Could anyone tell me how to show the (a) following line integral is of independent of the path?
$$I= \int_C[(3y^2+\pi^3\cos x)i+(6xy-3\pi^3\sin y)j]\cdot dr,$$ where $C$ is a curve connecting the point $P(-\frac{\pi}{2}, \pi)$ to $Q(\pi,\pi)$
(b) How to find a potential function and use that to find line integral?
(c) Choose the integration path $C$ to be formed from the straight line segments $C_1$ and $C_2$ where $C_1$ joins $P(-\frac{\pi}{2}, \pi)$ to $Q(\pi,\pi)$ and $C_2$ joins $Q(\pi,\pi)$ to $R(\pi,\frac{\pi}{2})$
parametrise $C_1$ and $C_2$ and evaluate the integral $I$.

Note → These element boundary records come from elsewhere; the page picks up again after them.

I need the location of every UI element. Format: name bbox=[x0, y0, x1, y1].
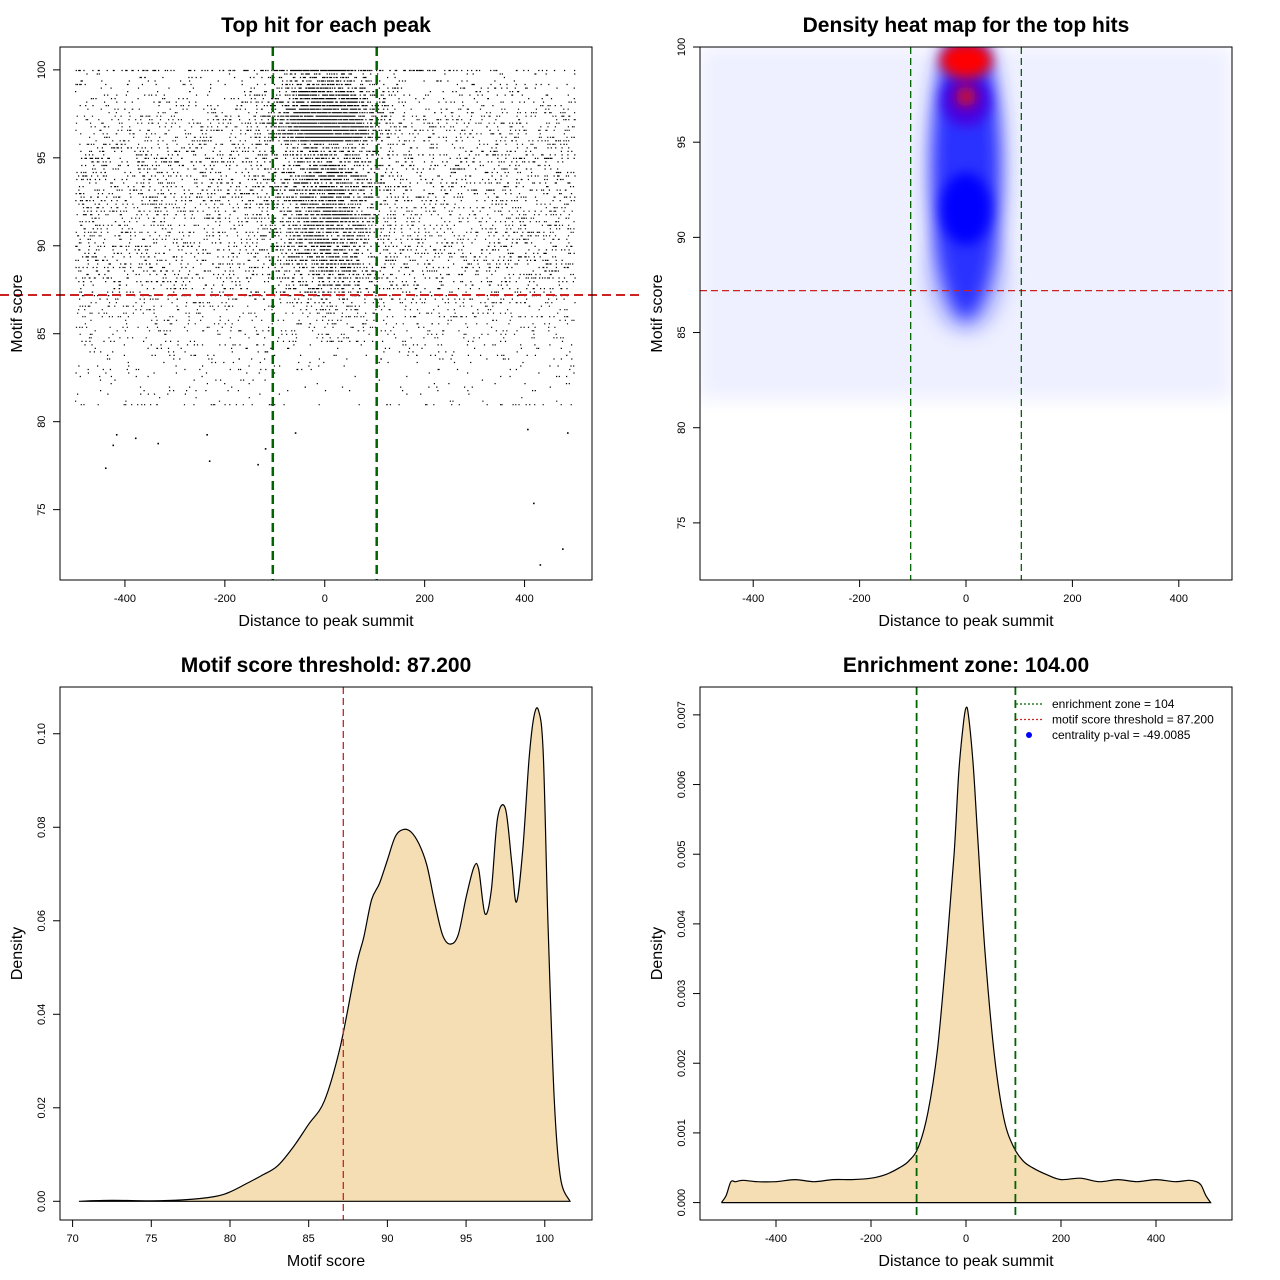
y-tick-label: 100 bbox=[36, 61, 48, 79]
chart-title: Density heat map for the top hits bbox=[803, 14, 1130, 37]
y-tick-label: 0.002 bbox=[676, 1049, 688, 1077]
y-tick-label: 90 bbox=[36, 240, 48, 252]
legend-marker bbox=[1026, 732, 1032, 738]
y-tick-label: 0.02 bbox=[36, 1097, 48, 1118]
y-axis-label: Motif score bbox=[649, 274, 666, 352]
legend-label: motif score threshold = 87.200 bbox=[1052, 713, 1214, 727]
y-tick-label: 75 bbox=[676, 517, 688, 529]
y-tick-label: 0.08 bbox=[36, 817, 48, 838]
y-tick-label: 80 bbox=[676, 422, 688, 434]
density-area bbox=[78, 707, 571, 1202]
data-point bbox=[264, 448, 267, 450]
x-tick-label: 0 bbox=[963, 1233, 969, 1245]
density-blob bbox=[941, 172, 991, 245]
y-tick-label: 75 bbox=[36, 504, 48, 516]
score-density-panel: Motif score threshold: 87.200 Motif score… bbox=[9, 654, 593, 1270]
distance-density-panel: enrichment zone = 104 motif score thresho… bbox=[649, 654, 1233, 1270]
data-point bbox=[257, 463, 259, 466]
chart-title: Top hit for each peak bbox=[221, 14, 431, 37]
y-tick-label: 0.004 bbox=[676, 910, 688, 938]
y-tick-label: 85 bbox=[36, 328, 48, 340]
data-point bbox=[208, 460, 211, 462]
x-tick-label: 200 bbox=[1063, 593, 1081, 605]
y-tick-label: 0.003 bbox=[676, 980, 688, 1008]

Thanks so much for the help!
Best Answer
You have to find a potential function $\phi$ such that $\nabla \phi = (3y^{2}+\pi^{3}\cos(x),6xy-3\pi^{3}\sin(y))$. This implies $$\frac{\partial \phi}{\partial x} = 3y^{2}+\pi^{3}\cos(x) \Rightarrow \phi(x,y) = 3y^{2}x+\pi^{3}\sin(x)+c(y)$$ where $c(y)$ is a differentiable function which might depend only on the $y$-variable, since we integrated on $x$. Now, we expect that $$\frac{\partial \phi}{\partial y} = \frac{\partial}{\partial y}(3y^{2}x+\pi^{3}\sin(x)+c(y)) = 6xy-3\pi^{3}\sin(y)\Rightarrow c'(y) = -3\pi^{3}\sin(y) \Rightarrow c(y) = 3\pi^{3}\cos(y) + K $$ with $K$ being a constant of integration. Thus, we conclude $\phi(x,y) = 3y^{2}x+\pi^{3}\sin(x)+3\pi^{3}\cos(y)+K$. Now, to your second question, use your own integral together with the parametrisations $-\frac{\pi}{2}\le x \le \pi$ and $y=\pi$ for $C_{1}$ and $x= \pi$ and $\pi \le y \le \frac{\pi}{2}$ for $C_{2}$.